The LLNL work improves on past black metal devoting itself to the art of making a layer of ordered nanopillars about 50 nanometers in width and between 250 and 1400 nanometers (1.4 µm) in height.  Nanowires thin films of gold, aluminum, and silver were tested.

The study indicates that taller nanowires perform the best.  And surprisingly the aluminum -- while more reflective (88% avg. reflection) than gold (74%) in unpatterned flat films -- performs the best in black metal films, covering the broadest array of spectrum including the entire visible range.  Aluminum has an average reflectivity of only around 30% at a nanowire height of ~1.3 µm.  

Nanowire reflectivity
Longer nanowires reflected less. [Image Source: LLNL/AIP]

Silver may also be a viable choice for solar thin films, as it has the "lowest losses in the visible and it is most efficient for transferring energy from the plasmon modes into the absorptive dielectric material." Gold, meanwhile has significant potential for biosensing, according to the team.

The team found that 3 µm was the upper limit to the benefits of multiple resonances, as the plasmon quantum effects fade, leading to less efficient capture.  Thus the optimal nanowire height for efficient capture appears to be around 1-3 µm.

LLNL engineer Tiziana Bond comments, "[This study] represents cutting-edge work in the area of plasmonics, the broadband operation obtained with a clear design and its implication for the photovoltaic yield."
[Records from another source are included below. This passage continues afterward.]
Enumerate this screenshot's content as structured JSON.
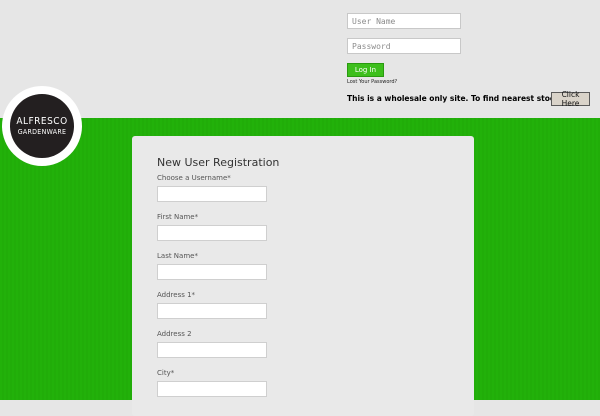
{
  "header": {
    "logo": {
      "line1": "ALFRESCO",
      "line2": "GARDENWARE"
    },
    "login": {
      "username_placeholder": "User Name",
      "password_placeholder": "Password",
      "login_label": "Log In",
      "lost_password": "Lost Your Password?"
    },
    "notice": {
      "text": "This is a wholesale only site. To find nearest stockist",
      "button_label": "Click Here"
    }
  },
  "registration": {
    "title": "New User Registration",
    "fields": [
      {
        "label": "Choose a Username*"
      },
      {
        "label": "First Name*"
      },
      {
        "label": "Last Name*"
      },
      {
        "label": "Address 1*"
      },
      {
        "label": "Address 2"
      },
      {
        "label": "City*"
      }
    ]
  },
  "colors": {
    "background": "#e6e6e6",
    "green": "#22b10a",
    "login_button": "#3dbf1c",
    "logo_dark": "#231f20"
  }
}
Senior author Tiziana Bond (center, bottom) with (left to right) with Elaine Behymer (LLNL Engineering Directorate), Allan Chang, and Mihail Bora (first author) [Image Source: LLNL]

Ms. Bond and LLNL physicist Mihail Bora led a team of nine collaborators to make and test the black metal.  They published their results in the peer-review journal Applied Physics Letters, where it was distinguished by being named the cover article for its issue.  Ms. Bond is the senior author of the work, while Mr. Bora is the first author.